Oyegun also made the bizarre suggestion that all oil-producing states of the Niger Delta region were prized assets to be acquired at all costs by the APC.

“We have lost very important resource-rich states to the PDP. No matter how crude oil prices have fallen, it is still the most important revenue earner for the country”, Chief Oyegun said.

In Chief Oyegun’s company was Mr Dakuku Peterside, the defeated Rivers State APC governorship candidate, who seemed to use the meeting to incite the military and the Federal Government against the people of Rivers State.

Among the demands of Dakuku Peterside and the Rivers State APC was the purge of alleged sympathizers “of the immediate-past federal government administration in the leadership of security agencies, especially in the Police and the Nigeria Security and Civil Defence Corps”.

This absolutist politics of the APC is not only a direct threat to democracy in Nigeria, but seems to be a manifesto for the open politicization of the security forces of the country.

Experts have warned that the constant deployment and redeployment of police commissioners and officers is undermining the security architecture in many states, including in Rivers State.

Dakuku Peterside’s irresponsible call for a politically-motivated “purge” in the security forces will spell disaster for Nigeria.

The APC seems to be animated not by the beneficent purposes of political power, but by the depredations that power could inflict on the party’s opponents.

But the APC is not working alone. The party is supported by a gaggle of surrogate lawyers, revisionist intellectuals, and even sections of the media, to suppress competing visions on how Nigeria should develop as a country.

We call on all Nigerians to work together to stop this fast-advancing totalitarianism of the APC.
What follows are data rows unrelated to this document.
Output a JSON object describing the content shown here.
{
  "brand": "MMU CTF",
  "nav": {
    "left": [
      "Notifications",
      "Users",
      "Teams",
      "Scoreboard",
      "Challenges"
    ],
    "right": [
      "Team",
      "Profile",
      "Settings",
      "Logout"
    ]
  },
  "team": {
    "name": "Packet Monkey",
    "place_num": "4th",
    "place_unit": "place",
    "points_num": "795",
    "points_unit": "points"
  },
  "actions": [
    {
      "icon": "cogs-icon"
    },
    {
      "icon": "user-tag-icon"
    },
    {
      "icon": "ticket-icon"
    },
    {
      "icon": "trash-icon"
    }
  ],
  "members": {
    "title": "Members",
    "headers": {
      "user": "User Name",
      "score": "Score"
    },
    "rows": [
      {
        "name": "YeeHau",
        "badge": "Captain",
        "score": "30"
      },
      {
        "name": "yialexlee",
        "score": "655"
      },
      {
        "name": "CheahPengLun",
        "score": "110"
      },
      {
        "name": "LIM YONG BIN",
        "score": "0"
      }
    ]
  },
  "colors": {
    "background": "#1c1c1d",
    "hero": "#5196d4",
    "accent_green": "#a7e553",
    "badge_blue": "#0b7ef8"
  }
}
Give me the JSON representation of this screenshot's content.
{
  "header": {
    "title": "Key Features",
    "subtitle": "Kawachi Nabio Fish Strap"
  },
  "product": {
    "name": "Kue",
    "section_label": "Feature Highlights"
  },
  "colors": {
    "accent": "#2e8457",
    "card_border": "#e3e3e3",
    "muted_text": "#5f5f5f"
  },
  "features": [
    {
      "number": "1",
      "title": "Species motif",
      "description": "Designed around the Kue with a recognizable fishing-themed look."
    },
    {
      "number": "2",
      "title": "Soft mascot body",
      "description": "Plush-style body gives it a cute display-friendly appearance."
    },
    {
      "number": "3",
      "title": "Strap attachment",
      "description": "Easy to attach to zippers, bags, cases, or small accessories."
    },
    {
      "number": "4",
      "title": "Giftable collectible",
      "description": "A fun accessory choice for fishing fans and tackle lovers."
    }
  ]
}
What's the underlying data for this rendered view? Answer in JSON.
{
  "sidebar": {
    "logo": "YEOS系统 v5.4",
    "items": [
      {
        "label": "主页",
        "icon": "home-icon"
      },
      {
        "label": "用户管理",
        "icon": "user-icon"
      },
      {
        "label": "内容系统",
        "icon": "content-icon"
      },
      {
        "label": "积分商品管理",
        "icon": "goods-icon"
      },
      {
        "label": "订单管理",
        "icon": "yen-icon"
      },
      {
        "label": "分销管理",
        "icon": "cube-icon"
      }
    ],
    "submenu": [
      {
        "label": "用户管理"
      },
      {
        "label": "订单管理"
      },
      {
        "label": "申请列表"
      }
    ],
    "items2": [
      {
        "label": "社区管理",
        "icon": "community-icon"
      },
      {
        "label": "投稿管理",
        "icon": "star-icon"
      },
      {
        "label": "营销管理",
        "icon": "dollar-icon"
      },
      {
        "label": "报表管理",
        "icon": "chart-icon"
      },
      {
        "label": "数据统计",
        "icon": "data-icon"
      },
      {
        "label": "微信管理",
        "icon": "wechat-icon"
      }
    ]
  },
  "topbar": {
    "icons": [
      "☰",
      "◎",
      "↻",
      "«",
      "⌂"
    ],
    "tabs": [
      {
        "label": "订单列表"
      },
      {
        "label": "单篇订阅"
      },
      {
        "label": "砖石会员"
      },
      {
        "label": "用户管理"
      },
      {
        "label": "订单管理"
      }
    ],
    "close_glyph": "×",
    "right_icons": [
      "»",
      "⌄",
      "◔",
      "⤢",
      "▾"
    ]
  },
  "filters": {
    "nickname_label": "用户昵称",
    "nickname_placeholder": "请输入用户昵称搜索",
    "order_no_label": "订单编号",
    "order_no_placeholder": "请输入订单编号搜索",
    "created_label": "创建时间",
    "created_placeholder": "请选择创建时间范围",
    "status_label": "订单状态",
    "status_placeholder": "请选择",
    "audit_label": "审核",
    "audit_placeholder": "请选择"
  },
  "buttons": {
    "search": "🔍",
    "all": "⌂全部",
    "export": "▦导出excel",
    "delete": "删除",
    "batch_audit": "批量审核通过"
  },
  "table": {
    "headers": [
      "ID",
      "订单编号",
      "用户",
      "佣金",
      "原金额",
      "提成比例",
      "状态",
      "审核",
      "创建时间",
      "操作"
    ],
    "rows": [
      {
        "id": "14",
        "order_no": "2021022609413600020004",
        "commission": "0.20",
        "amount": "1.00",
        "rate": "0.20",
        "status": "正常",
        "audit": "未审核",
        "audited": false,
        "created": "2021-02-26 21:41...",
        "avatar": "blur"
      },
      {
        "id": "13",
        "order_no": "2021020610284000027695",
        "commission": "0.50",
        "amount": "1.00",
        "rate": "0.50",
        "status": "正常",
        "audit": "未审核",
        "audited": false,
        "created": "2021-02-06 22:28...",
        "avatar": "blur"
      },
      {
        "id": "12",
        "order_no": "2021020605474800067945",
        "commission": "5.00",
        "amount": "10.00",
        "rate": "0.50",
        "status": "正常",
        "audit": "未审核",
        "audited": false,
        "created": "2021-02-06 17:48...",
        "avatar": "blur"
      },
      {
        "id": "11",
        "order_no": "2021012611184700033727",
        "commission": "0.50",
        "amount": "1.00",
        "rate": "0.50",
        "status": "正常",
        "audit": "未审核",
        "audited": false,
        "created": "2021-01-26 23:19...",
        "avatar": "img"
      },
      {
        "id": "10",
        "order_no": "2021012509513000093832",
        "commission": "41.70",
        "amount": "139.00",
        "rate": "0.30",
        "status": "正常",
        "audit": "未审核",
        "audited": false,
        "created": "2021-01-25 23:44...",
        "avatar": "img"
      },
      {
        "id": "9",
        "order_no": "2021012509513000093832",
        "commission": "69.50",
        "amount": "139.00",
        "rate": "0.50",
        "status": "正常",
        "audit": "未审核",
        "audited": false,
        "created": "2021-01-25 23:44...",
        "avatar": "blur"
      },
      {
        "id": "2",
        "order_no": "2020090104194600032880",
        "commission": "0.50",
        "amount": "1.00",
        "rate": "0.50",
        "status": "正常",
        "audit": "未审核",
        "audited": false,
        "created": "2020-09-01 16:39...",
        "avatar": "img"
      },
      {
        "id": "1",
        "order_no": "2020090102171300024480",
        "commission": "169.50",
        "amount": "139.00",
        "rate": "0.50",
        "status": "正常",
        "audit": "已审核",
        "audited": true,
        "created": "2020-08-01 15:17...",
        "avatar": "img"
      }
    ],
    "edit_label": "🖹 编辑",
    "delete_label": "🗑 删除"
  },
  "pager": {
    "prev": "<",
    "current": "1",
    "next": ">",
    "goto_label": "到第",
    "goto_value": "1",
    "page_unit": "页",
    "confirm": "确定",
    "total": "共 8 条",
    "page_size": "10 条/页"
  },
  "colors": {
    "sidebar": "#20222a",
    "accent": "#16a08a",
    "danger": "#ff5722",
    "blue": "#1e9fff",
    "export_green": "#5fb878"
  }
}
In Rivers State, despite the threats and braggadocio of the APC, the people have made it clear that only their sovereign will prevail in the rerun legislative polls billed for March 2016.

We call on all Nigerians and the international community to challenge the Independent Electoral Commission (INEC), and the APC Government to hold free, fair and conclusive rerun polls in Rivers State.

• Dr Austin Tam-George is the Commissioner for Information and Communication, Rivers State, Nigeria.